The low number – the state has a total of 3,500 correction officers — raises questions why Michael G. Grant Sr., a deputy commissioner at the Department of Correction, wrote the memo in the first place.
A spokesman for the agency confirmed Grant is currently employed. The Boston Globe reported Grant was suspended, but DOC officials would not confirm that, saying the agency does not comment on discipline and personnel issues.
It’s also unclear why Corrections Commissioner Carol Mici took 24 hours to disavow Grant’s memo and declare the agency’s policies on disciplinary actions and suspensions unchanged.
“Any situations that are of an egregious nature or require immediate action will be handled on a case by case basis,” Grant, the former superintendent at Bay State Correctional Center in Norfolk, wrote in the memo that was posted, and later removed, from the Massachusetts Correction Officers Federated Union website. Officials at the correction officers union had been seeking passage of legislation that would incentivize members to stay home if they felt sick. No one from the union returned a call for comment Thursday.

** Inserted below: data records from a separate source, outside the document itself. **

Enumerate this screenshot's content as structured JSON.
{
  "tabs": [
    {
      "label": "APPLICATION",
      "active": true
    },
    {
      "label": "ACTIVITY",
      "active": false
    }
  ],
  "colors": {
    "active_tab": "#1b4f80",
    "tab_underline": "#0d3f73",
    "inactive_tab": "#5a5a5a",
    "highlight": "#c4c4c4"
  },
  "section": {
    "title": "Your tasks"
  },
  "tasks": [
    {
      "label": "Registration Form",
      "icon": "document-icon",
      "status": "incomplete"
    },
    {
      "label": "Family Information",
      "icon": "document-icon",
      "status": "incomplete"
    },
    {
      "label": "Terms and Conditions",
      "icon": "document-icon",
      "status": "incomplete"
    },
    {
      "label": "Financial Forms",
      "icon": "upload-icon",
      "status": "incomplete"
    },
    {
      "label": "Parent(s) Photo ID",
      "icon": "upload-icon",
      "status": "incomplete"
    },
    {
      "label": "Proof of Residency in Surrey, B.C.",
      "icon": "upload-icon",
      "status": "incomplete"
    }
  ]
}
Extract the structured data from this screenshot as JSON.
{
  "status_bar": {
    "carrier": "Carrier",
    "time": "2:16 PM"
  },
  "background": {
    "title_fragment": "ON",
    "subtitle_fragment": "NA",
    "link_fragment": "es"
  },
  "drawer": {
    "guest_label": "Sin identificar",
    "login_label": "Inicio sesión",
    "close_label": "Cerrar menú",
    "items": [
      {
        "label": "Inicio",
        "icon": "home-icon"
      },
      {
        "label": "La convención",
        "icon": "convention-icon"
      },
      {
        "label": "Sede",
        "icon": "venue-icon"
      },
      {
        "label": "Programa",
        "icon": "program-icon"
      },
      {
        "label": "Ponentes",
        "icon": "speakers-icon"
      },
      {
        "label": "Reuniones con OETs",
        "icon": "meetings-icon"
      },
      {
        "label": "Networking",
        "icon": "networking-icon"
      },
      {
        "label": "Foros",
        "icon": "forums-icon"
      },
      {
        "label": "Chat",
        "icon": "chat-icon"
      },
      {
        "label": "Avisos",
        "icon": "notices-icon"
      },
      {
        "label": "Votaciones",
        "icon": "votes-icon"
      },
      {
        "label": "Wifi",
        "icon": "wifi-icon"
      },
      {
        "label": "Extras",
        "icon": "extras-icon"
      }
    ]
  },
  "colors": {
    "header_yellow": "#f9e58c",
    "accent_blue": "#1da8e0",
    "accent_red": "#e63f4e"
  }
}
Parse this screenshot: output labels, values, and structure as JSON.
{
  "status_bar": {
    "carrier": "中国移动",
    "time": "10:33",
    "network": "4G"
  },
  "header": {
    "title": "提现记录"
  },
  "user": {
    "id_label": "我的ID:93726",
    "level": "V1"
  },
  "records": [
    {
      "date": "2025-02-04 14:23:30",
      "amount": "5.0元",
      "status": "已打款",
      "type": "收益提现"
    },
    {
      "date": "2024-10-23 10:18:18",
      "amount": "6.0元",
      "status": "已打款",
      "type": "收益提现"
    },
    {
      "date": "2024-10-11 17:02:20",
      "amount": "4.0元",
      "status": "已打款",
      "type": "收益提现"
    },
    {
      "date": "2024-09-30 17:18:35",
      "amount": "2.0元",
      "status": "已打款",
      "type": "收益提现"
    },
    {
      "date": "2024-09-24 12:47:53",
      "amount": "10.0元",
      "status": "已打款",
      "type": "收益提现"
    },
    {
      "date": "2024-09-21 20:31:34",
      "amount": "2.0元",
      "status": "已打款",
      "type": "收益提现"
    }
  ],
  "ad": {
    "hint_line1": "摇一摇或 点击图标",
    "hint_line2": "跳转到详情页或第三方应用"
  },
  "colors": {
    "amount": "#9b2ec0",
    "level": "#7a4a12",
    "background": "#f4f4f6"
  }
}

Department of Correction officials, already under fire over allegations of abusing and mistreating inmates at the state’s maximum security prison in Shirley, initially declined to answer questions regarding the memo. As criticism and concern mounted from a number of quarters on Wednesday, Mici, in a harshly written memo of her own, rescinded Grant’s order, “which was drafted and distributed without my knowledge or approval.” DOC officials declined to say if Grant had the power to issue such policy changes on his own.“In order to eliminate any confusion caused by that unauthorized memo, I would like to convey explicitly to all personnel that the Department of Correction’s disciplinary policy has not changed and that standard operating procedures will continue,” she wrote.
The initial memo caused alarm among a number of groups, including inmate advocacy organizations, the ACLU, and Suffolk District Attorney Rachael Rollins.